The reality is that while many of the first, and some of the second-generation, monolith systems didn’t give a lot of visibility beyond the requisition, or only did if you bought licenses for everyone who needed to make a req (so they could have full read access system wide, which, of course, made the system too expensive for any but a F500/G3000; for e.g. Coupa was designed since its launch on Procurement Independence Day to allow anyone in the organization to do Procurement and have complete visibility into where every req is at all times, but the Coupa model is pay by seat and the platform requires user accounts to configure the right visibility access across the platform).

However, most of the true SaaS e-Procurement systems that were built from the ground up in the 2010s were built with full visibility and organization wide access in mind, mitigating the need for these modern intake systems. First problem solved.

Second, these systems were built from the ground up to support the processes a Procurement Department needs to actually do real Procurement. Second problem solved.

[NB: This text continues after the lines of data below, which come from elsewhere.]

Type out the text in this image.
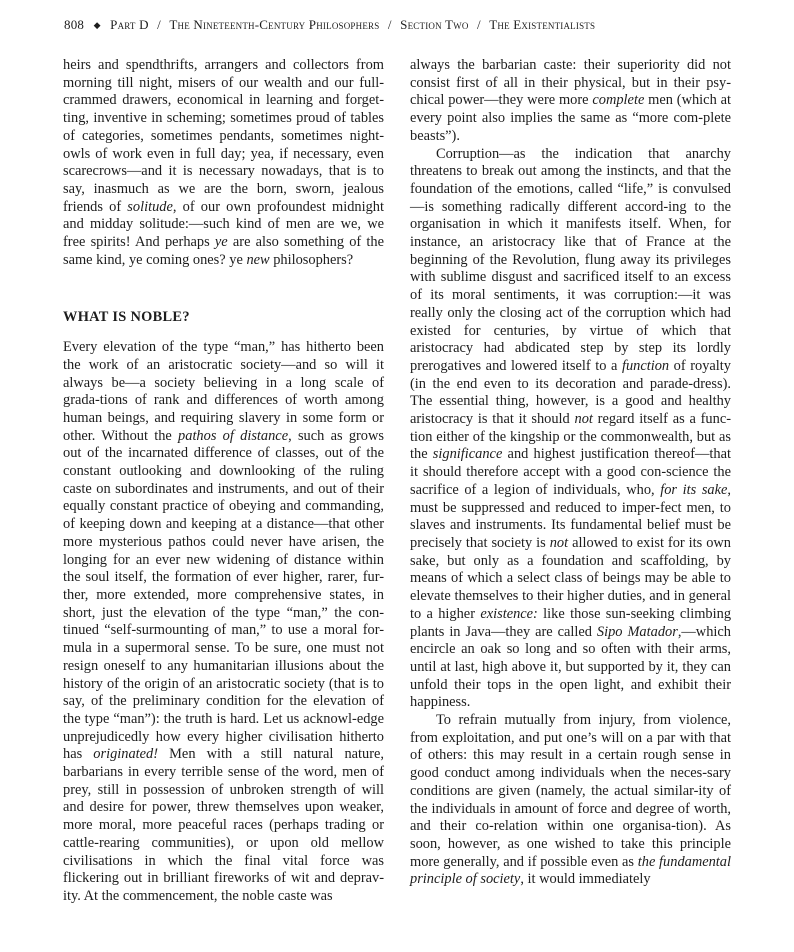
808 ◆ Part D / The Nineteenth-Century Philosophers / Section Two / The Existentialists

heirs and spendthrifts, arrangers and collectors from morning till night, misers of our wealth and our full-crammed drawers, economical in learning and forget-ting, inventive in scheming; sometimes proud of tables of categories, sometimes pendants, sometimes night-owls of work even in full day; yea, if necessary, even scarecrows—and it is necessary nowadays, that is to say, inasmuch as we are the born, sworn, jealous friends of solitude, of our own profoundest midnight and midday solitude:—such kind of men are we, we free spirits! And perhaps ye are also something of the same kind, ye coming ones? ye new philosophers?

WHAT IS NOBLE?

Every elevation of the type “man,” has hitherto been the work of an aristocratic society—and so will it always be—a society believing in a long scale of grada-tions of rank and differences of worth among human beings, and requiring slavery in some form or other. Without the pathos of distance, such as grows out of the incarnated difference of classes, out of the constant outlooking and downlooking of the ruling caste on subordinates and instruments, and out of their equally constant practice of obeying and commanding, of keeping down and keeping at a distance—that other more mysterious pathos could never have arisen, the longing for an ever new widening of distance within the soul itself, the formation of ever higher, rarer, fur-ther, more extended, more comprehensive states, in short, just the elevation of the type “man,” the con-tinued “self-surmounting of man,” to use a moral for-mula in a supermoral sense. To be sure, one must not resign oneself to any humanitarian illusions about the history of the origin of an aristocratic society (that is to say, of the preliminary condition for the elevation of the type “man”): the truth is hard. Let us acknowl-edge unprejudicedly how every higher civilisation hitherto has originated! Men with a still natural nature, barbarians in every terrible sense of the word, men of prey, still in possession of unbroken strength of will and desire for power, threw themselves upon weaker, more moral, more peaceful races (perhaps trading or cattle-rearing communities), or upon old mellow civilisations in which the final vital force was flickering out in brilliant fireworks of wit and deprav-ity. At the commencement, the noble caste was

always the barbarian caste: their superiority did not consist first of all in their physical, but in their psy-chical power—they were more complete men (which at every point also implies the same as “more com-plete beasts”).

Corruption—as the indication that anarchy threatens to break out among the instincts, and that the foundation of the emotions, called “life,” is convulsed—is something radically different accord-ing to the organisation in which it manifests itself. When, for instance, an aristocracy like that of France at the beginning of the Revolution, flung away its privileges with sublime disgust and sacrificed itself to an excess of its moral sentiments, it was corruption:—it was really only the closing act of the corruption which had existed for centuries, by virtue of which that aristocracy had abdicated step by step its lordly prerogatives and lowered itself to a function of royalty (in the end even to its decoration and parade-dress). The essential thing, however, is a good and healthy aristocracy is that it should not regard itself as a func-tion either of the kingship or the commonwealth, but as the significance and highest justification thereof—that it should therefore accept with a good con-science the sacrifice of a legion of individuals, who, for its sake, must be suppressed and reduced to imper-fect men, to slaves and instruments. Its fundamental belief must be precisely that society is not allowed to exist for its own sake, but only as a foundation and scaffolding, by means of which a select class of beings may be able to elevate themselves to their higher duties, and in general to a higher existence: like those sun-seeking climbing plants in Java—they are called Sipo Matador,—which encircle an oak so long and so often with their arms, until at last, high above it, but supported by it, they can unfold their tops in the open light, and exhibit their happiness.

To refrain mutually from injury, from violence, from exploitation, and put one’s will on a par with that of others: this may result in a certain rough sense in good conduct among individuals when the neces-sary conditions are given (namely, the actual similar-ity of the individuals in amount of force and degree of worth, and their co-relation within one organisa-tion). As soon, however, as one wished to take this principle more generally, and if possible even as the fundamental principle of society, it would immediately
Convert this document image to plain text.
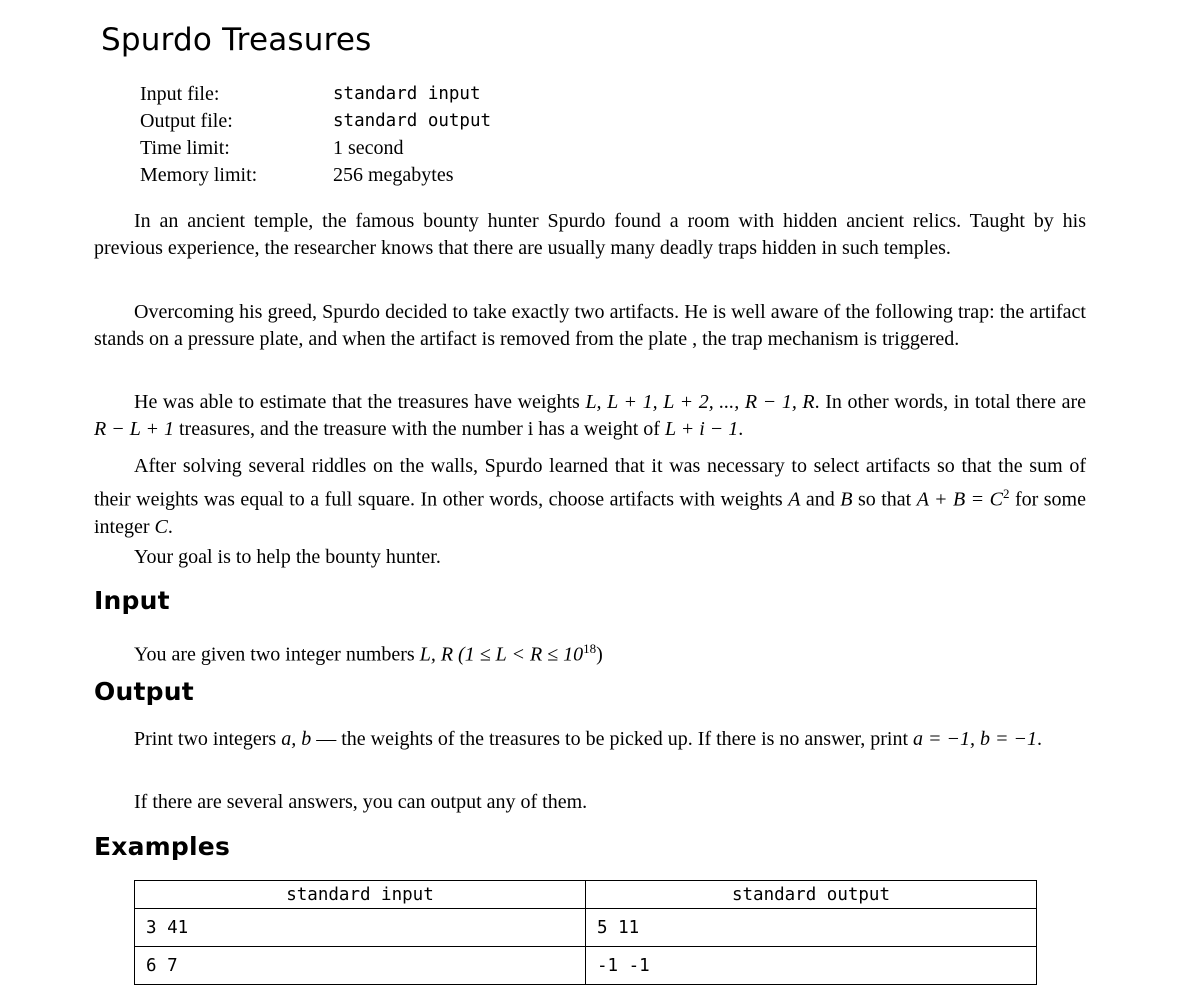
Spurdo Treasures
Input file:	standard input
Output file:	standard output
Time limit:	1 second
Memory limit:	256 megabytes

In an ancient temple, the famous bounty hunter Spurdo found a room with hidden ancient relics. Taught by his previous experience, the researcher knows that there are usually many deadly traps hidden in such temples.

Overcoming his greed, Spurdo decided to take exactly two artifacts. He is well aware of the following trap: the artifact stands on a pressure plate, and when the artifact is removed from the plate , the trap mechanism is triggered.

He was able to estimate that the treasures have weights L, L + 1, L + 2, ..., R − 1, R. In other words, in total there are R − L + 1 treasures, and the treasure with the number i has a weight of L + i − 1.

After solving several riddles on the walls, Spurdo learned that it was necessary to select artifacts so that the sum of their weights was equal to a full square. In other words, choose artifacts with weights A and B so that $A + B = C^2$ for some integer C.

Your goal is to help the bounty hunter.

Input

You are given two integer numbers L, R $(1 \le L < R \le 10^{18})$

Output

Print two integers a, b — the weights of the treasures to be picked up. If there is no answer, print a = −1, b = −1.

If there are several answers, you can output any of them.

Examples
standard input	standard output
3 41	5 11
6 7	-1 -1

Third, the best systems were designed to be usable and make Procurement easier than doing it by hand (but they had to be properly selected and configured). Third problem solved.

And these problems have been solved for over a decade. For example, Vroozi met all these requirements a decade ago. (And they aren’t the only ones!) You just have to look beyond the same-old, same-old big suites that are covered by the same old analyst firms year-over-year, and the marketing madness being pumped out on a daily basis by the new age sizzle that raised way too much money and hired way too little intelligence. If you look beyond the hype, you’ll find there are quite a few smaller, quieter vendors out there that have been working hard for years to build real tech that solves real problems in a really usable way — solutions that are also affordable (because if you don’t raise too much money, you don’t have to raise the price tag ridiculously either to generate the returns needed to keep your jobs and the costs of the inflated marketing and sales budgets). (And remember, there are more vendors than you think. Likely 646 more vendors. With hundreds covered on SI over the past eighteen years, summarized in the Vendor Post Index and Vendor Posts Archives as well as hundreds more covered by the doctor over on Spend Matters between ’16 and ’22 IF you have a Content Hub subscription.)

You just need to know what to look for.